Denileukin Diftitox in Treating Patients With Non-Hodgkin's Lymphoma (NCT00003615) | Clinical Trial Compass
CompletedPhase 2
Denileukin Diftitox in Treating Patients With Non-Hodgkin's Lymphoma
United States77 participantsStarted 1999-05-20
Plain-language summary
RATIONALE: Immunotoxins such as denileukin diftitox can locate cancer cells and kill them without harming normal cells. This may be an effective treatment for non-Hodgkin's lymphoma.
PURPOSE: Phase II trial to study the effectiveness of denileukin diftitox in treating patients who have non-Hodgkin's lymphoma that has not responded to previous treatment.
Who can participate
Age range
18 Years – 120 Years
Sex
ALL
See this in plain English?
AI-rewrites the medical criteria so a patient or caregiver can understand them. Always confirm with the trial site.
DISEASE CHARACTERISTICS: Histologically proven stage I, II, III, or IV low- or intermediate-grade B-cell non-Hodgkin's lymphoma Small lymphocytic Follicular small cleaved cell Follicular mixed cell Follicular large cell Marginal Diffuse large B-cell Lymphoplasmacytoid Patients with small lymphocytic lymphoma must have an absolute lymphocyte count less than 10,000/mm3 At least one bidimensionally measurable site At least 1.5 cm in its greatest dimension Not in field of prior radiotherapy Progressive disease after at least one prior treatment regimen for lymphoma A new classification scheme for adult non-Hodgkin's lymphoma has been adopted by PDQ. The terminology of "indolent" or "aggressive" lymphoma will replace the former terminology of "low", "intermediate", or "high" grade lymphoma. However, this protocol uses the former terminology.
PATIENT CHARACTERISTICS: Age: 18 and over Performance status: ECOG 0-2 Life expectancy: Not specified Hematopoietic: See Disease Characteristics Absolute neutrophil count at least 1000/mm3 Platelet count at least 50,000/mm3 Hemoglobin at least 8 g/dL Hepatic: Bilirubin no greater than 1.5 times upper limit of normal (ULN) ALT or AST no greater than 2 times ULN Albumin greater than 3.0 g/dL No hepatitis B or C infection Renal: Creatinine no greater than ULN Other: Not pregnant or nursing Fertile patients must use effective contraception HIV negative No active infection requiring anti-infective therapy No other prior invasive malignancy within …
Questions worth asking your doctor
Bring these to your next appointment. They're a starting point for a shared conversation — not a sign you qualify or a recommendation to enrol.
1Based on my diagnosis and history, is this trial worth exploring for me — or is there a standard treatment we should try first?
2What does this trial's phase tell us about how much is already known about its safety and benefit?
3What would taking part actually involve for me — visits, tests, time, and travel?
4What are the known and possible risks or side effects I should weigh, and how would they be monitored?
5If this trial isn't the right fit, what other options or trials would you suggest I look into?
Generated to help you prepare — always confirm anything about your own eligibility and care with the study team and your doctor.
Questions for the trial coordinator
The trial coordinator is the person who runs the study day to day. These cover the practical side — logistics, costs, and what taking part would actually mean for your life. The study team confirms whether you meet the criteria; these are questions to ask, not a sign you qualify.

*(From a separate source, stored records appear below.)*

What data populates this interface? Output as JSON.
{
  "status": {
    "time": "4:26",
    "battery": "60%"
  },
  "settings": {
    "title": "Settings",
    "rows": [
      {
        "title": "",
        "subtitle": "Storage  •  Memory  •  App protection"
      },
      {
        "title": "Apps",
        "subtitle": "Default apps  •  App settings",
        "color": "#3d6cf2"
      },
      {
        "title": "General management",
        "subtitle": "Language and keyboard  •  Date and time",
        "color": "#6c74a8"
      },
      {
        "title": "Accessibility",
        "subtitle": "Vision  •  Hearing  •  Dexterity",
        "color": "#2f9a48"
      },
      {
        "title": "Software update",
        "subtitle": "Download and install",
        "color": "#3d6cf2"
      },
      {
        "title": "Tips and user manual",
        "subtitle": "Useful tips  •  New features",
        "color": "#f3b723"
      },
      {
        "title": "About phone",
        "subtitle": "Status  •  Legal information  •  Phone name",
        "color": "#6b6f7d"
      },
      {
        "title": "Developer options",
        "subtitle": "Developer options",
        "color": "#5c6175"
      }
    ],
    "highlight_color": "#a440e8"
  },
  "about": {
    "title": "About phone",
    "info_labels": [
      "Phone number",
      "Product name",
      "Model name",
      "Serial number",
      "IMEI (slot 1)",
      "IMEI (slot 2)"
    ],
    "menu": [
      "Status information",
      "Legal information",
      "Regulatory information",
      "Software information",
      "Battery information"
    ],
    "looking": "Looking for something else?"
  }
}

1What does taking part actually involve week to week — how many visits, where, and how long does each one take?
2What costs are covered by the study, and what might I have to pay for myself, including travel, parking, or time off work?
3What happens during screening, and what happens if the study team confirms I don't meet the criteria after those tests?
4Who pays for the scans, blood work, and other tests the trial requires — the study, my insurance, or me?
5How will being in the trial affect my regular care, and will my own doctor stay informed and involved?
6Can I leave the trial at any point if I change my mind, and what would happen to my care if I do?
A starting point for the conversation — always confirm anything about your own eligibility, costs, and care with the study team and your doctor.